The above case has been reported in several medical institutions, and although it may not be a critical issue in terms of GCP, we would appreciate your opinion.

JPMA's Opinion

I will answer your question on the assumption that the differences in testing equipment, measurement methods, etc. between Hospital A and Clinic B do not conflict with the study protocol.
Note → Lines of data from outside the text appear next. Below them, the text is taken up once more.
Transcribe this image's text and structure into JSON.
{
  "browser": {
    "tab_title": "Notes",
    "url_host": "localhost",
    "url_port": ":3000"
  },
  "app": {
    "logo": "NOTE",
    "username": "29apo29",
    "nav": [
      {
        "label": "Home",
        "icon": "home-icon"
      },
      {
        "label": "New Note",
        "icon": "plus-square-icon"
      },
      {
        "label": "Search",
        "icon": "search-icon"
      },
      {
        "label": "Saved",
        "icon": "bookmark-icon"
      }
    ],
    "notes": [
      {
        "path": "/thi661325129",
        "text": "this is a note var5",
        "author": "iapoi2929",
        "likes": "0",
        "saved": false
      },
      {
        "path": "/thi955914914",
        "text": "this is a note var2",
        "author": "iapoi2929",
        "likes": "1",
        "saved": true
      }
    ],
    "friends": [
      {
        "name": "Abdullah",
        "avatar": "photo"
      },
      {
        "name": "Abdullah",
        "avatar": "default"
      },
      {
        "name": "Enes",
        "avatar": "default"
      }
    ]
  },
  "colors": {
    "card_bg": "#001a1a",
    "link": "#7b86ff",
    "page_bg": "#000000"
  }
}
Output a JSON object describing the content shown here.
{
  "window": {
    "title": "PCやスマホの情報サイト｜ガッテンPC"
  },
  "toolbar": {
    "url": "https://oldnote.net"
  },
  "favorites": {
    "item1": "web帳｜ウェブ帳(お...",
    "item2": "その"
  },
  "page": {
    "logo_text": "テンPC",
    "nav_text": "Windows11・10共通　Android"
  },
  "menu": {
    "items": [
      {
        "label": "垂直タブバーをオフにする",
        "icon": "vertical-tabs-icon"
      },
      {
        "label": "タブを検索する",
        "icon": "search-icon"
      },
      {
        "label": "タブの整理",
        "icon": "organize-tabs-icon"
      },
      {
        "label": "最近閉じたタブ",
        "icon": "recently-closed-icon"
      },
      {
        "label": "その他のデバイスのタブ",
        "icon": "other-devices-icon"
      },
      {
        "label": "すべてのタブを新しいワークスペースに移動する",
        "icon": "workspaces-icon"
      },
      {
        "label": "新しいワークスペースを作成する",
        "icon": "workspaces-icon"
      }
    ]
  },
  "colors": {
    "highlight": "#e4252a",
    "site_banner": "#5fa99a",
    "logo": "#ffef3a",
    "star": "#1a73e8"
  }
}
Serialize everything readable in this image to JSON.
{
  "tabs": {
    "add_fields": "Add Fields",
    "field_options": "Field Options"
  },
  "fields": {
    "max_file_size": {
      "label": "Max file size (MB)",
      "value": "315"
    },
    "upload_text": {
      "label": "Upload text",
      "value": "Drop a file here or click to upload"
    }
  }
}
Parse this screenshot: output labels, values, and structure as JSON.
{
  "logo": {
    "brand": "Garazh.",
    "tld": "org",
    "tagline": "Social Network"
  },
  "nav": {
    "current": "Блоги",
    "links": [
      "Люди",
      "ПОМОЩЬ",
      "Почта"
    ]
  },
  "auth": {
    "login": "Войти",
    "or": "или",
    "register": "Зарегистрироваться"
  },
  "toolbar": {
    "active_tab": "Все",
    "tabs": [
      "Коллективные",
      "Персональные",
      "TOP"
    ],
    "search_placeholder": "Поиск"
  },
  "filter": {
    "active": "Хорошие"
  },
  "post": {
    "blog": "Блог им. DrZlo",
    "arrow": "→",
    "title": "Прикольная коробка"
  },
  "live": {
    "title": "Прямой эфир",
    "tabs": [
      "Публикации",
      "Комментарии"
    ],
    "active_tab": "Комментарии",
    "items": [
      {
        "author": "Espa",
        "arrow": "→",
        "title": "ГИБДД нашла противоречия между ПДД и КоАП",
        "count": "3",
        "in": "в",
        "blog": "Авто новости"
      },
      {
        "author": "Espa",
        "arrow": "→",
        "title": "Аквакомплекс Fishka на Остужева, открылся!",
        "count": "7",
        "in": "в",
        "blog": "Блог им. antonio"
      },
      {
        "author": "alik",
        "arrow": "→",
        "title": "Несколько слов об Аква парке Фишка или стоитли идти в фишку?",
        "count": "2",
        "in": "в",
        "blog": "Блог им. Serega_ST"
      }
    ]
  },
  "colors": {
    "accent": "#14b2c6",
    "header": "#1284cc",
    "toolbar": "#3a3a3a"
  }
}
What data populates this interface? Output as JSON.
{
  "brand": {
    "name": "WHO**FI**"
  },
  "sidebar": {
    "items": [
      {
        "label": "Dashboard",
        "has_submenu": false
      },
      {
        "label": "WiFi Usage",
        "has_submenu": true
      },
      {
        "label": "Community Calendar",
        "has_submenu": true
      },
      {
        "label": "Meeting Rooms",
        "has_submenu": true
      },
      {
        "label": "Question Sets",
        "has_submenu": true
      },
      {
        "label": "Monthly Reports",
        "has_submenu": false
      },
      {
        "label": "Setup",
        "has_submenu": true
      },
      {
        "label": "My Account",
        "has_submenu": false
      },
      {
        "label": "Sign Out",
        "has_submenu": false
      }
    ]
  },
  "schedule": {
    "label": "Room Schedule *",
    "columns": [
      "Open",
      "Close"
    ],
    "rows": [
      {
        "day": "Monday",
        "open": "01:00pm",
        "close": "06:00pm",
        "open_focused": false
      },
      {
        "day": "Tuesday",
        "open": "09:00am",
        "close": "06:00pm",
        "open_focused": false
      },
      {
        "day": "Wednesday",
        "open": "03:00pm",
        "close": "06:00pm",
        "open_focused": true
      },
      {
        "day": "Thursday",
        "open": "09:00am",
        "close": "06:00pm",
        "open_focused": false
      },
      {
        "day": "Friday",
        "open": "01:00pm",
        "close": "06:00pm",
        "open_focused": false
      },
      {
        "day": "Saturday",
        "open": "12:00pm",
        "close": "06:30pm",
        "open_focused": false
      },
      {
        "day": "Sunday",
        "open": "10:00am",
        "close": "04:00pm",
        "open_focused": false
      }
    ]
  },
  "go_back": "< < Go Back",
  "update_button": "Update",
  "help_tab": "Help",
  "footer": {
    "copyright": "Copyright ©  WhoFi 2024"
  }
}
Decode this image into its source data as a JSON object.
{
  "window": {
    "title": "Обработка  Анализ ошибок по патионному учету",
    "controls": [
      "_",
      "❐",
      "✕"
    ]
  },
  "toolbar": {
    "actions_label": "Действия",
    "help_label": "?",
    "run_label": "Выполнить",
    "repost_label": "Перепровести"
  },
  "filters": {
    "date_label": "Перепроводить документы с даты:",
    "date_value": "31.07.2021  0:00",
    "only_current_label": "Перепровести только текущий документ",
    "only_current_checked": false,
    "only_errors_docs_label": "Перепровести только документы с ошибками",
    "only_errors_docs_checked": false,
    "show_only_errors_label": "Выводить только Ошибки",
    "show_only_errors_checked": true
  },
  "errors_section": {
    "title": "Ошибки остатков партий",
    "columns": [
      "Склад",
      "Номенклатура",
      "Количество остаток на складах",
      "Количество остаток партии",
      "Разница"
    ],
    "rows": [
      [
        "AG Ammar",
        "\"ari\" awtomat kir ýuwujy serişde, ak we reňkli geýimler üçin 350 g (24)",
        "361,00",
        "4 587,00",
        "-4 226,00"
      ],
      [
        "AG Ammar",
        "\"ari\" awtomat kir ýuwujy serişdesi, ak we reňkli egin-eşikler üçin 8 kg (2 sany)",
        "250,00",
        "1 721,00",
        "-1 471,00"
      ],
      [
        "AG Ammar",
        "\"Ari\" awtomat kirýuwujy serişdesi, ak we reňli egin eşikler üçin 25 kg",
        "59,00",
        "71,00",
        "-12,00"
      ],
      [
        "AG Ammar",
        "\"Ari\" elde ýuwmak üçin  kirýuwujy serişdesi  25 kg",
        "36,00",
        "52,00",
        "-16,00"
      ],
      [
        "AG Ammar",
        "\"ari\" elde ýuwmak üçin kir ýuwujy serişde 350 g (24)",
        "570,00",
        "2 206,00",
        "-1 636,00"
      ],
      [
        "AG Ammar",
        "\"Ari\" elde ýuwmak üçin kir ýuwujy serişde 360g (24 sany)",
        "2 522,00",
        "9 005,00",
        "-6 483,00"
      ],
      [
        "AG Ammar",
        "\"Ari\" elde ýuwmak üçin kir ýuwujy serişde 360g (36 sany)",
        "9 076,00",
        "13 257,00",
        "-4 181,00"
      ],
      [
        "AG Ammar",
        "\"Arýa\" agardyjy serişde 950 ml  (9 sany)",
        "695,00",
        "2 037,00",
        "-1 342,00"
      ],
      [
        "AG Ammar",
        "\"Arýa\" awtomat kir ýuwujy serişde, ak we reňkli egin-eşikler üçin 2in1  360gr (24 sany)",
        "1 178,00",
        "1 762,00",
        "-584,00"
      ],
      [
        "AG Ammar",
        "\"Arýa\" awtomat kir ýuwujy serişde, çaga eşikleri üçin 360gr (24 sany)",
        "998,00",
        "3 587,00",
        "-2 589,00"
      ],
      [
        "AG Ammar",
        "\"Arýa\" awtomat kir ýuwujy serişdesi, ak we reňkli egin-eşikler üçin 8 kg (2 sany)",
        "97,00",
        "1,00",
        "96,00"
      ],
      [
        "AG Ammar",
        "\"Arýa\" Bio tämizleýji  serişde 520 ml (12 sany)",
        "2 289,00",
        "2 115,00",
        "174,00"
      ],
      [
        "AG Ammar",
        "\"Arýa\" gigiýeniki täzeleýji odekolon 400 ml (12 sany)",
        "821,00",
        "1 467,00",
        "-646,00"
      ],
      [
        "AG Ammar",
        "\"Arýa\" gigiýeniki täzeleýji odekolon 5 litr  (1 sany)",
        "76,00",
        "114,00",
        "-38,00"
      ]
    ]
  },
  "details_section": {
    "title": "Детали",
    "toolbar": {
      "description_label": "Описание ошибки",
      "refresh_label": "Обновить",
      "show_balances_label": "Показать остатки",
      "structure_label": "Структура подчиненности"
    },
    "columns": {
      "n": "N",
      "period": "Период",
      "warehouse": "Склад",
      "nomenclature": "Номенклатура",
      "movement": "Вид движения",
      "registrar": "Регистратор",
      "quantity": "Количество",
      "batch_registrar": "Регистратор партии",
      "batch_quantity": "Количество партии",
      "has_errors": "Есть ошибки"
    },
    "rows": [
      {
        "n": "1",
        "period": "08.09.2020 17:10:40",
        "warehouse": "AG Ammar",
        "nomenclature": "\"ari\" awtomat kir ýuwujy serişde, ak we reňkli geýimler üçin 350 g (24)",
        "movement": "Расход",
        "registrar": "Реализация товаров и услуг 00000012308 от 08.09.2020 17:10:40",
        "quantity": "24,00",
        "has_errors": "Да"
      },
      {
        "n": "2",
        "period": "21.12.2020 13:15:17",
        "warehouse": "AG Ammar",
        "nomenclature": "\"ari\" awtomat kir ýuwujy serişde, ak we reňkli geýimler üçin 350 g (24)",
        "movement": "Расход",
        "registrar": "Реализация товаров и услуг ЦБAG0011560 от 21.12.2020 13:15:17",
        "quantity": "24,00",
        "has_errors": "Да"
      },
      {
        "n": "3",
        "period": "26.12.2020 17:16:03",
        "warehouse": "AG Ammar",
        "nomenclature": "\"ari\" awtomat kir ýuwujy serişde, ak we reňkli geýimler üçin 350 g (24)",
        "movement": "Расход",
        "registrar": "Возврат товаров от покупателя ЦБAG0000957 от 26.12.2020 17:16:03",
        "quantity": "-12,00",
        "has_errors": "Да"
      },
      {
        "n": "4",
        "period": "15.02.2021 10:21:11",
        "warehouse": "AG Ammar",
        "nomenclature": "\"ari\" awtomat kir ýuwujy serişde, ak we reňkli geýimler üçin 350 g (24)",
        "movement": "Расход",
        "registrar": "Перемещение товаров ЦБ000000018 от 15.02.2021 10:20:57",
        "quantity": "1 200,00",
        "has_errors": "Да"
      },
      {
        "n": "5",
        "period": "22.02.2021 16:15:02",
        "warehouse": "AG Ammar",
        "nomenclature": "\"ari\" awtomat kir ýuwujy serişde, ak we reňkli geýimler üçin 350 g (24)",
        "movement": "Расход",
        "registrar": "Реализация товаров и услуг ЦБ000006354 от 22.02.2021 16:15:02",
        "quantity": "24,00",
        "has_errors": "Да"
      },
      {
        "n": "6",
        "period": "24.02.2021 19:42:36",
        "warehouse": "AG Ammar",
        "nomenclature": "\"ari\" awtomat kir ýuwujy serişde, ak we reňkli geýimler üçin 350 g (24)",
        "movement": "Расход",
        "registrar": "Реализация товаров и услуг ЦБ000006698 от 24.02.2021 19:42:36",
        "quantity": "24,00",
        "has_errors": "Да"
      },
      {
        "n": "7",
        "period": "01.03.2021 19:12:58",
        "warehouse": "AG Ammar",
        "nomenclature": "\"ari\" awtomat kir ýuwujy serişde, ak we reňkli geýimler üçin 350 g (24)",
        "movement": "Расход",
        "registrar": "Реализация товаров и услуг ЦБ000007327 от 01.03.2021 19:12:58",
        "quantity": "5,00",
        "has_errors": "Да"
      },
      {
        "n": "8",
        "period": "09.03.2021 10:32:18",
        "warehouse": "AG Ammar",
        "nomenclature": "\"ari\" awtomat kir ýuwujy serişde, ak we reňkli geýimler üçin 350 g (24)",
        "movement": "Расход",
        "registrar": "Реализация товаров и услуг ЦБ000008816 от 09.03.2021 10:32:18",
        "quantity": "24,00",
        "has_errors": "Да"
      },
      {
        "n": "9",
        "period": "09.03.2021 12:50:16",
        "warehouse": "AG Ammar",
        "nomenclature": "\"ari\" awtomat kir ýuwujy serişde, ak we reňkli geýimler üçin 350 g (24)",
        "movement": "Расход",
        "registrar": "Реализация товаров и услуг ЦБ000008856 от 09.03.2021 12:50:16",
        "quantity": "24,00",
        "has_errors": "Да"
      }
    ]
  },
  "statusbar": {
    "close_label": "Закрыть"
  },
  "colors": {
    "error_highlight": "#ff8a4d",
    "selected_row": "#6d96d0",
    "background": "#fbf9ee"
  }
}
Hospital A is the Investigator Site because it is the hospital where the investigational drug will be administered after consent is obtained. However, since Clinic B is also involved in the said clinical trial, it is necessary for the Clinical Trial Review Committee to review the appropriateness of patients who come to Clinic B to participate in the clinical trial at Hospital A, as well as to take the following actions.

  1. (1)
    If the tests to be performed at Clinic B cannot be performed as part of routine medical care, the tests are for the purpose of a clinical trial, and written consent must be obtained before the tests are performed at Clinic B (GCP Article 50). Therefore, it is necessary for the Investigator Site to enter the notification of the clinical trial and sign a contract with the sponsor.
  2. (2)

    If the tests to be performed at Clinic B are tests that are performed within the scope of routine medical care, Clinic B is not an Investigator Site. However, even in such a case, the following points should be noted/addressed

    1. 1.
      It must be stated in the explanatory document that the results of the tests conducted at Clinic B will be used as clinical trial data and that the sponsor, etc. will have direct access to the data from the said Clinic B.
    2. 2.
      The eligibility of subjects must be the responsibility of the investigators and subinvestigators (at Hospital A) (GCP Article 44).
    3. 3.
      Source documents related to the tests performed at Clinic B must be stored for the period specified in GCP Article 41, Paragraph 2.
    4. 4.
      Since electronic medical record information is shared between Hospital A and Clinic B, and test results at Clinic B cannot be directly viewed under a bilateral contract between Hospital A and the sponsor, a tripartite contract including Clinic B must be concluded.

In addition to direct inspection, the contract should include items related to preservation of source documents, confidentiality, monitoring and auditing by the sponsor, acceptance of investigations by the Clinical Trial Review Committee and regulatory authorities, compensation for damage to health (when invasive tests are performed), and cost sharing.

In order to minimize the burden on subjects and other related parties due to the complicated procedures described above, we suggest that you reconsider conducting the initial examination at Hospital A.